As personal taste appeared in photography the medium lost its pure form of documentation and became an artistic way of self-expression. On the Day of Hungarian Photography, our team commemorates the greatest Hungarian photographers while sharing our favorite pictures.

Hungarian photography association MAFOSZ established the Hungarian Day of Photography in 2003, choosing August 29 because that was the day in 1840 when the mathematician, physicist, and geographer Antal Vállas presented the daguerreotype to the Hungarian Scientific Society. Invented by Louis-Jacques-Mandé Daguerre and introduced worldwide in 1839, due to its complicated and costly function daguerreotype was in fashion for only a couple of decades.

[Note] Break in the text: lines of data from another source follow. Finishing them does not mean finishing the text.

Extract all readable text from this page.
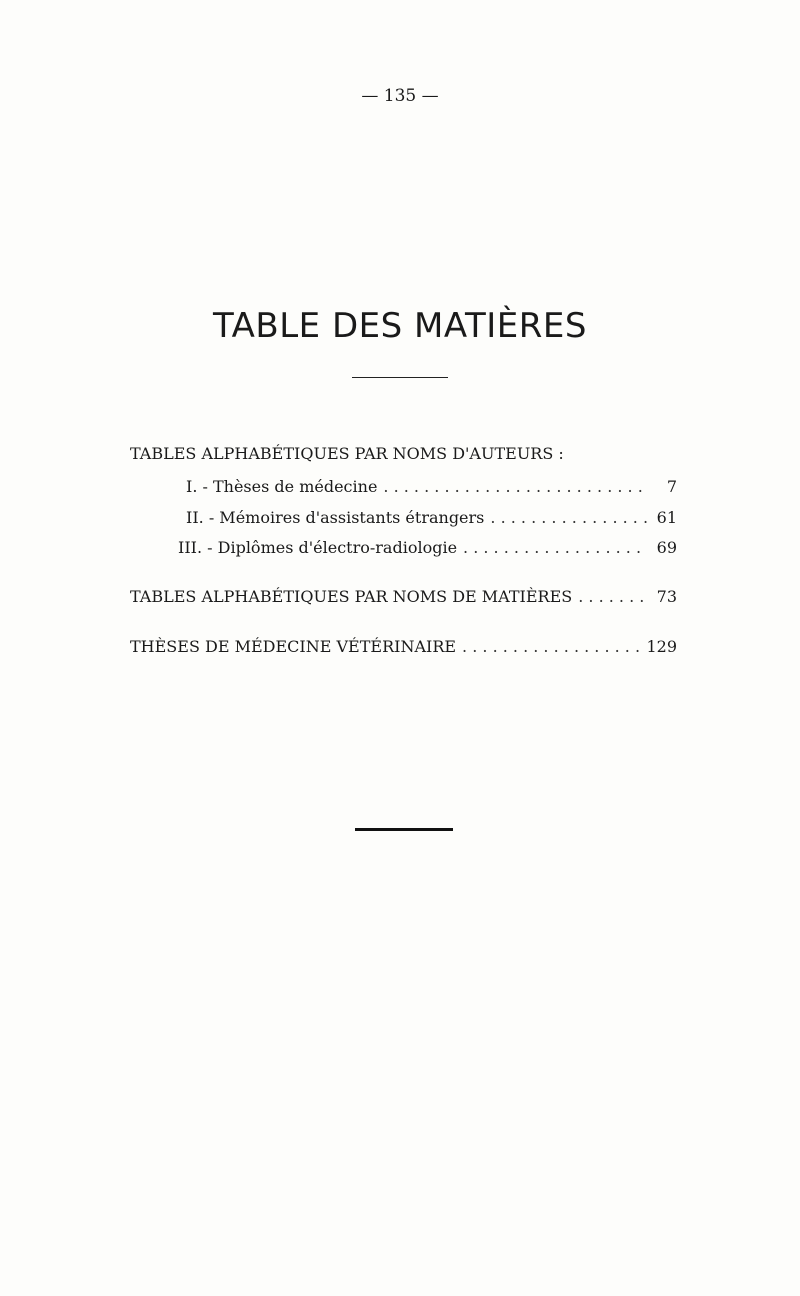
— 135 —
TABLE DES MATIÈRES
TABLES ALPHABÉTIQUES PAR NOMS D'AUTEURS :
I. - Thèses de médecine . . .	7
II. - Mémoires d'assistants étrangers . . .	61
III. - Diplômes d'électro-radiologie . . .	69
TABLES ALPHABÉTIQUES PAR NOMS DE MATIÈRES . . .	73
THÈSES DE MÉDECINE VÉTÉRINAIRE . . .	129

At the turn of the century, artistic photography as known today appeared, leading to the modern Hungarian photography of the 1920s. From a socio-historical point of view, much of the 20th century Hungary existed in constant flux: governments, uprisings, world wars, extreme ideologies followed one another letting and forcing artists and intellectuals to leave the country. Yet, many talented and noteworthy photographers remained in Hungary searching for opportunities to conduct modern and socially sensitive photography in a gradually closing country. To honor this day we play out the art-card at the office to see who oves cooler pictures. Also please note, we kindly create Budapest photography themed tours and programs for clients.



ATA KANDO  / Chandigar.


MICE Experience Designer

“Ata Kando herself and this photo represent timeless beauty, a very unique voice through photography mixed with a brave yet ethereal representation that takes my breath away every single time…”

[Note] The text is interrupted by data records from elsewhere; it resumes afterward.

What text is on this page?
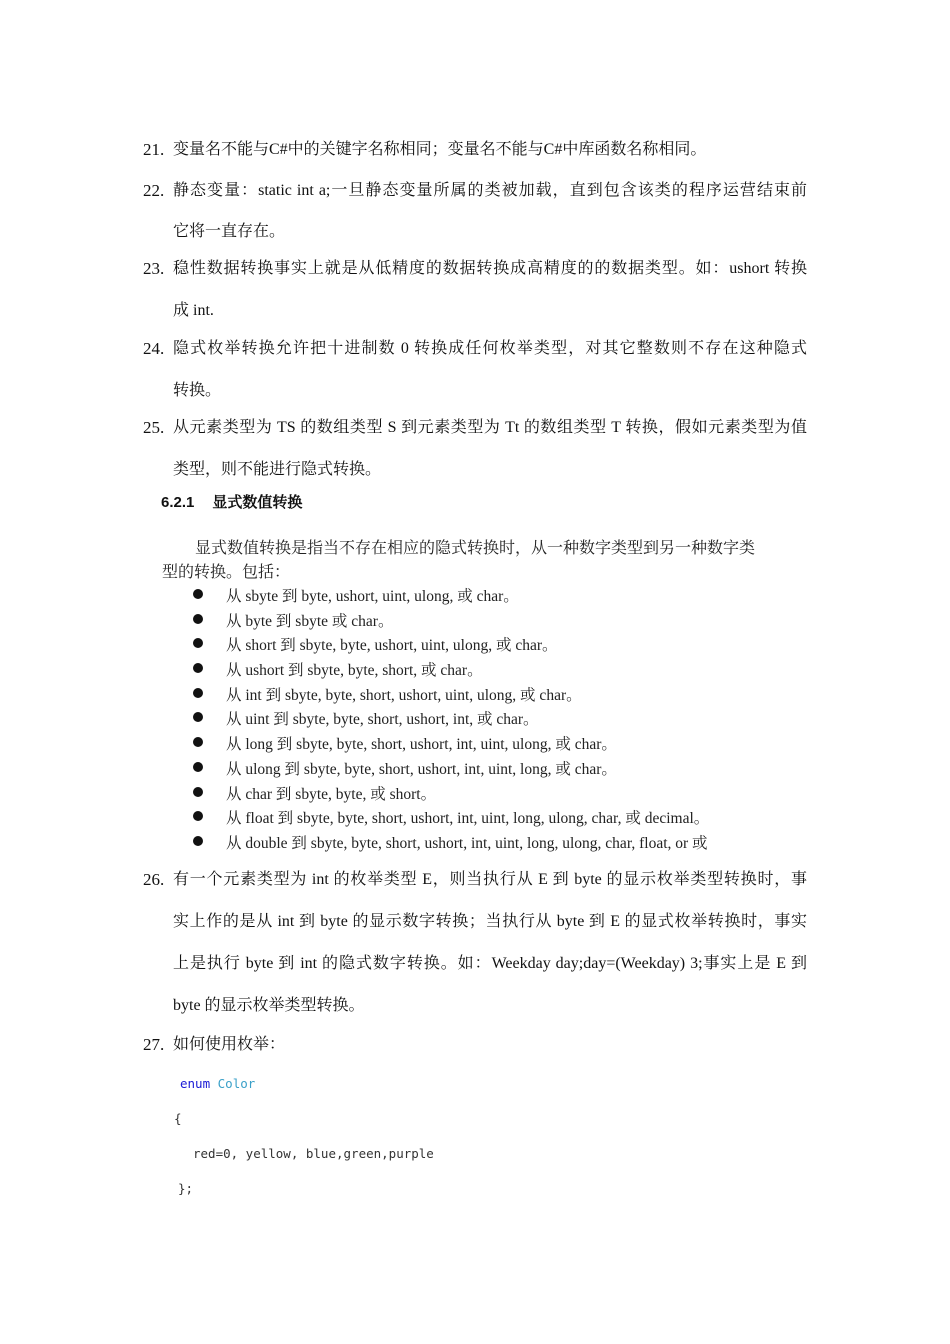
21. 变量名不能与C#中的关键字名称相同；变量名不能与C#中库函数名称相同。
22. 静态变量：static int a;一旦静态变量所属的类被加载，直到包含该类的程序运营结束前
它将一直存在。
23. 稳性数据转换事实上就是从低精度的数据转换成高精度的的数据类型。如：ushort 转换
成 int.
24. 隐式枚举转换允许把十进制数 0 转换成任何枚举类型，对其它整数则不存在这种隐式
转换。
25. 从元素类型为 TS 的数组类型 S 到元素类型为 Tt 的数组类型 T 转换，假如元素类型为值
类型，则不能进行隐式转换。
6.2.1 显式数值转换
显式数值转换是指当不存在相应的隐式转换时，从一种数字类型到另一种数字类
型的转换。包括：
从 sbyte 到 byte, ushort, uint, ulong, 或 char。
从 byte 到 sbyte 或 char。
从 short 到 sbyte, byte, ushort, uint, ulong, 或 char。
从 ushort 到 sbyte, byte, short, 或 char。
从 int 到 sbyte, byte, short, ushort, uint, ulong, 或 char。
从 uint 到 sbyte, byte, short, ushort, int, 或 char。
从 long 到 sbyte, byte, short, ushort, int, uint, ulong, 或 char。
从 ulong 到 sbyte, byte, short, ushort, int, uint, long, 或 char。
从 char 到 sbyte, byte, 或 short。
从 float 到 sbyte, byte, short, ushort, int, uint, long, ulong, char, 或 decimal。
从 double 到 sbyte, byte, short, ushort, int, uint, long, ulong, char, float, or 或
26. 有一个元素类型为 int 的枚举类型 E，则当执行从 E 到 byte 的显示枚举类型转换时，事
实上作的是从 int 到 byte 的显示数字转换；当执行从 byte 到 E 的显式枚举转换时，事实
上是执行 byte 到 int 的隐式数字转换。如：Weekday day;day=(Weekday) 3;事实上是 E 到
byte 的显示枚举类型转换。
27. 如何使用枚举：
enum Color
{
red=0, yellow, blue,green,purple
};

LUCIEN HERVÉ (aka László Elkes) / Chandigar.

Financial Operator

“A motionless moment, yet alive. You want to hide in the shade, your tongue’s parched and the sun burns everything. But we are just waiting. We are waiting for something that may not happen. Together. Life is simple: shapes and shadows.”

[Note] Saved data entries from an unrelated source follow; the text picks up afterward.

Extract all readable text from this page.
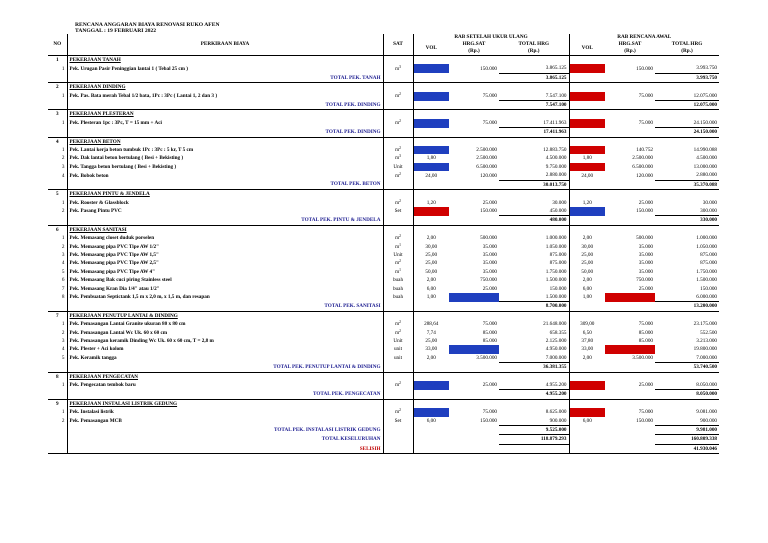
RENCANA ANGGARAN BIAYA RENOVASI RUKO AFEN
TANGGAL : 19 FEBRUARI 2022
NO	PERKIRAAN BIAYA	SAT	RAB SETELAH UKUR ULANG			RAB RENCANA AWAL		
			VOL	HRG.SAT	TOTAL HRG	VOL	HRG.SAT	TOTAL HRG
				(Rp.)	(Rp.)		(Rp.)	(Rp.)
1	PEKERJAAN TANAH							
1	Pek. Urugan Pasir Peninggian lantai 1 ( Tebal 25 cm )	$m^3$	25,77	150.000	3.865.125	26,63	150.000	3.993.750
	TOTAL PEK. TANAH				3.865.125			3.993.750
2	PEKERJAAN DINDING							
1	Pek. Pas. Bata merah Tebal 1/2 bata, 1Pc : 3Pc ( Lantai 1, 2 dan 3 )	$m^2$	100,63	75.000	7.547.100	161,00	75.000	12.075.000
	TOTAL PEK. DINDING				7.547.100			12.075.000
3	PEKERJAAN PLESTERAN							
1	Pek. Plesteran 1pc : 3Pc, T = 15 mm + Aci	$m^2$	232,16	75.000	17.411.963	322,00	75.000	24.150.000
	TOTAL PEK. DINDING				17.411.963			24.150.000
4	PEKERJAAN BETON							
1	Pek. Lantai kerja beton tumbuk 1Pc : 3Pc : 5 kr, T 5 cm	$m^2$	5,15	2.500.000	12.883.750	106,54	140.752	14.990.088
2	Pek. Dak lantai beton bertulang ( Besi + Bekisting )	$m^3$	1,80	2.500.000	4.500.000	1,80	2.500.000	4.500.000
3	Pek. Tangga beton bertulang ( Besi + Bekisting )	Unit	1,30	6.500.000	9.750.000	2,00	6.500.000	13.000.000
4	Pek. Bobok beton	$m^2$	24,00	120.000	2.880.000	24,00	120.000	2.880.000
	TOTAL PEK. BETON				30.013.750			35.370.088
5	PEKERJAAN PINTU & JENDELA							
1	Pek. Rooster & Glassblock	$m^2$	1,20	25.000	30.000	1,20	25.000	30.000
2	Pek. Pasang Pintu PVC	Set	3,00	150.000	450.000	2,00	150.000	300.000
	TOTAL PEK. PINTU & JENDELA				480.000			330.000
6	PEKERJAAN SANITASI							
1	Pek. Memasang closet duduk porselen	$m^2$	2,00	500.000	1.000.000	2,00	500.000	1.000.000
2	Pek. Memasang pipa PVC Tipe AW 1/2"	$m^1$	30,00	35.000	1.050.000	30,00	35.000	1.050.000
3	Pek. Memasang pipa PVC Tipe AW 1,5"	Unit	25,00	35.000	875.000	25,00	35.000	875.000
4	Pek. Memasang pipa PVC Tipe AW 2,5"	$m^2$	25,00	35.000	875.000	25,00	35.000	875.000
5	Pek. Memasang pipa PVC Tipe AW 4"	$m^1$	50,00	35.000	1.750.000	50,00	35.000	1.750.000
6	Pek. Memasang Bak cuci piring Stainless steel	buah	2,00	750.000	1.500.000	2,00	750.000	1.500.000
7	Pek. Memasang Kran Dia 1/4" atau 1/2"	buah	6,00	25.000	150.000	6,00	25.000	150.000
8	Pek. Pembuatan Septictank 1,5 m x 2,0 m, x 1,5 m, dan resapan	buah	1,00	1.500.000	1.500.000	1,00	6.000.000	6.000.000
	TOTAL PEK. SANITASI				8.700.000			13.200.000
7	PEKERJAAN PENUTUP LANTAI & DINDING							
1	Pek. Pemasangan Lantai Granite ukuran 80 x 80 cm	$m^2$	288,64	75.000	21.648.000	309,00	75.000	23.175.000
2	Pek. Pemasangan Lantai Wc Uk. 60 x 60 cm	$m^2$	7,74	85.000	658.355	6,50	85.000	552.500
3	Pek. Pemasangan keramik Dinding Wc Uk. 60 x 60 cm, T = 2,8 m	Unit	25,00	85.000	2.125.000	37,80	85.000	3.213.000
4	Pek. Plester + Aci kolom	unit	33,00	150.000	4.950.000	33,00	600.000	19.800.000
5	Pek. Keramik tangga	unit	2,00	3.500.000	7.000.000	2,00	3.500.000	7.000.000
	TOTAL PEK. PENUTUP LANTAI & DINDING				36.381.355			53.740.500
8	PEKERJAAN PENGECATAN							
1	Pek. Pengecatan tembok baru	$m^2$	198,20	25.000	4.955.200	322,00	25.000	8.050.000
	TOTAL PEK. PENGECATAN				4.955.200			8.050.000
9	PEKERJAAN INSTALASI LISTRIK GEDUNG							
1	Pek. Instalasi listrik	$m^2$	115,00	75.000	8.625.000	121,08	75.000	9.081.000
2	Pek. Pemasangan MCB	Set	6,00	150.000	900.000	6,00	150.000	900.000
	TOTAL PEK. INSTALASI LISTRIK GEDUNG				9.525.000			9.981.000
	TOTAL KESELURUHAN				118.879.293			160.809.338
	SELISIH							41.930.046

BRASSAI / “Bijou” of Montmartre 1932

MICE Experience Designer

“The message of this photo for me is: But everyone who enjoys life longs to extend it.
No smile needs if you have pearls in your neck. That’s my signature bijou in daily life too. She has a past and she is full of stories, would be great to join for a night and listen to her. She still knows how to attend for a glass of champagne and enjoy the max a smoky cigarette. Same plan for me, plus a cat. Cheers!”




Experience Designer

“This piece of art expresses how I imagine the best life is.
Dreamy, free and can’t be bothered.”




ROBERT CAPA / SPAIN. Barcelona. January 1939. Running for shelter during the air raid alarm. The city was being heavily bombed by Fascist planes as General Franco’s troops rapidly approached the city.

Communications and Marketing Officer

“How funny life can be, even in the most lethal moments. When you’re fully dressed up chic and sexy, and suddenly you hear the sirens warning for bombings in the city, you start running for your life to the closest shelter and your dog gets it as a call for play. I mean, isn’t that funny? I particularly like this picture Capa took in 1939 when Franco bombed Barcelona since I have a dog.  The lady seems almost like smiling to me and I also sense that kind of special out of time and space connection what you can have with your dog.”